To make the discussion more concrete, I crafted an example using what we have today. I guess it is not satisfactory to you, but I have an hard time understanding why. Here it is: https://github.com/gares/coq-defunctor/tree/master
Could we sketch an attribute-based solution?
Indeed I have a feeling similar to @maximedenes , but I don't know enough yet about the problem.
I am in particular missing a good description of the problem in the CEP, which if I read it correctly, jumps directly to propose a solution. Do we have that somewhere?
[github interface and I don't get along sometimes too well]
I did give to this some more thought, and I think that we should not use files to track leakage, but the document model should take care of it, as it is done for opaque or incomplete proofs already in the Flèche prototype (and I've got quite confident in that it works)
That is to say, when checking a document, a delta that only updates the implementation should not force re-checking of the parts not depending on it.

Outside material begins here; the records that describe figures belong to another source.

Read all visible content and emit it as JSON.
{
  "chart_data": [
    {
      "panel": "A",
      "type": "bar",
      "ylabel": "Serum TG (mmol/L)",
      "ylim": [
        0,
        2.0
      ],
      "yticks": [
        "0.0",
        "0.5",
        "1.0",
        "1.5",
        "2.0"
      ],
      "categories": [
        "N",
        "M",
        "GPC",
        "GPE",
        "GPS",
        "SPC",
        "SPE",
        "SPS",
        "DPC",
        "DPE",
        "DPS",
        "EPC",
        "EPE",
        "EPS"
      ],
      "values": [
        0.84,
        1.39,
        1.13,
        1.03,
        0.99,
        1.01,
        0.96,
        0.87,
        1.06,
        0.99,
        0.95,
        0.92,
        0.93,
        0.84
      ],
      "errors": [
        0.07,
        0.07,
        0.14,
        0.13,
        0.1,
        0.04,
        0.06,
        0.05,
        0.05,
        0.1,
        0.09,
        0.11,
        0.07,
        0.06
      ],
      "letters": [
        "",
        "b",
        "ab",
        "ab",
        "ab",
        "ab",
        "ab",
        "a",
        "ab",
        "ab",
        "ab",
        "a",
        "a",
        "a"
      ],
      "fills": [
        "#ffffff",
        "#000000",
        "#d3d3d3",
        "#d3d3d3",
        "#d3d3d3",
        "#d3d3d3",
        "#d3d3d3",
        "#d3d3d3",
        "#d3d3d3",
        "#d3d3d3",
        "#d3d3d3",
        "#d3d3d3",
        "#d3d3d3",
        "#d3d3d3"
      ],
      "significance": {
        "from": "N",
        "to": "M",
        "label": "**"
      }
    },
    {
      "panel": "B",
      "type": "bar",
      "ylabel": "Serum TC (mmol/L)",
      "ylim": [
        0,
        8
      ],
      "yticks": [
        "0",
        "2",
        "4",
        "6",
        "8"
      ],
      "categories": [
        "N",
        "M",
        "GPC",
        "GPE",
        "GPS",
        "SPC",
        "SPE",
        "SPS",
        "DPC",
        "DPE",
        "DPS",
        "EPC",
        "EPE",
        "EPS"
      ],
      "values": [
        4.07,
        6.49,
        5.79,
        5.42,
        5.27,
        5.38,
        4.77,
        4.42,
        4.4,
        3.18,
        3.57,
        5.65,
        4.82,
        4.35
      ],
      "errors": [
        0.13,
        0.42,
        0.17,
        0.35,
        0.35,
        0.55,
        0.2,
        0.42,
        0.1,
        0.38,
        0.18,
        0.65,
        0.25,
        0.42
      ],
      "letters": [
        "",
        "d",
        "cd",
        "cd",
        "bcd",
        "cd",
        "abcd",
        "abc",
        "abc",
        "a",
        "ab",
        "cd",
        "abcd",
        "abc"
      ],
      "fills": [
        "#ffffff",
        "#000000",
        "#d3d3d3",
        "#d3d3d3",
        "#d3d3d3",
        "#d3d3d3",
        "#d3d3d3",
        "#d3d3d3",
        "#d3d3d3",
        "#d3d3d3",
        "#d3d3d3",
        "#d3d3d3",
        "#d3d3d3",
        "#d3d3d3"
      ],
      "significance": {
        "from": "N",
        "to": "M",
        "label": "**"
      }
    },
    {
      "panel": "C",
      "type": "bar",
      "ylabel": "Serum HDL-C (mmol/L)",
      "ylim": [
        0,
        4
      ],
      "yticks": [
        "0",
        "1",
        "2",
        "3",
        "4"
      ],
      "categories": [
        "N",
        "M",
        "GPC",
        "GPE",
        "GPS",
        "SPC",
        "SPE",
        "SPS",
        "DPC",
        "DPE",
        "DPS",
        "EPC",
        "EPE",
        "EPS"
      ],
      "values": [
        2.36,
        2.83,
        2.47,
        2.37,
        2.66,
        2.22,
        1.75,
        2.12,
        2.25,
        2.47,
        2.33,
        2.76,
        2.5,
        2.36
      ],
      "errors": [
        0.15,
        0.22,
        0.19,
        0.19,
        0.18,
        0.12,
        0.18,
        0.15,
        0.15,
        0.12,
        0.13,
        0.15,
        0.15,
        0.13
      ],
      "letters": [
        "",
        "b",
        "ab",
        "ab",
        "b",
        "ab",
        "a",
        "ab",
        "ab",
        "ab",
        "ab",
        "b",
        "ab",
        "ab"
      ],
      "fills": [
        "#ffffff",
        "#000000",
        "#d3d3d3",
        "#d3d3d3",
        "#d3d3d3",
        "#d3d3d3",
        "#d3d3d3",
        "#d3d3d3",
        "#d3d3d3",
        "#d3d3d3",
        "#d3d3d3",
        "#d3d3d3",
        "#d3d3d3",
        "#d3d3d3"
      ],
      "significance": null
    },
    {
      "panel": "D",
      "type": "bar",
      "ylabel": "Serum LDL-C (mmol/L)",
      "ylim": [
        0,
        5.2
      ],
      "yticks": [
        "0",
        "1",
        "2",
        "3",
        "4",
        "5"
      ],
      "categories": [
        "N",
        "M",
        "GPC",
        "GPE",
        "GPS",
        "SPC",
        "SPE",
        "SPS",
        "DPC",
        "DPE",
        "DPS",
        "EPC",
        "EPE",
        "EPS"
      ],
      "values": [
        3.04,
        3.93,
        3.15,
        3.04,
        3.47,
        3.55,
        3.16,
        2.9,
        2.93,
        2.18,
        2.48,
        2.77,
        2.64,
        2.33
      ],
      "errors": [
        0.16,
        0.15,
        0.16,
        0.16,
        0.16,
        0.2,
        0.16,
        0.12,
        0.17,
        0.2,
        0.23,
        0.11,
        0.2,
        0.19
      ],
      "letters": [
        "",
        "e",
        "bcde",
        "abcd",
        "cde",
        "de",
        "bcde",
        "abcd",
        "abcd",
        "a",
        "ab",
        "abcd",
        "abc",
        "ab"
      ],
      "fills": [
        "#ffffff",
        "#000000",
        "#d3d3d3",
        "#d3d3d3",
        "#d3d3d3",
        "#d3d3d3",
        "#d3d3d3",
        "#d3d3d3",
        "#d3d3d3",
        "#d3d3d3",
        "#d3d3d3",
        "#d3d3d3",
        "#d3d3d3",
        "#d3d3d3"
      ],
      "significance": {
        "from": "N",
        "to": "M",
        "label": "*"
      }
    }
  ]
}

Just three high-level questions on https://github.com/gares/coq-defunctor, after @derkha's prodding:
- can we enable
Linkfor individual definitions, beyond just modules? - does
Linking a constantA_implwithAcreate a definitional equalityA_impl = A? The same question extends to modules with constants in an obvious way (intuitively, if you over-simplify modules asname -> option termfunctions, the extension is pointwise: do you get def. eq.s for each constant that's linked to a parameter?). - users can write inconsistent
Linkstatements — detecting them when loaded together will prevent proofs ofFalse, but should they also be detected more eagerly?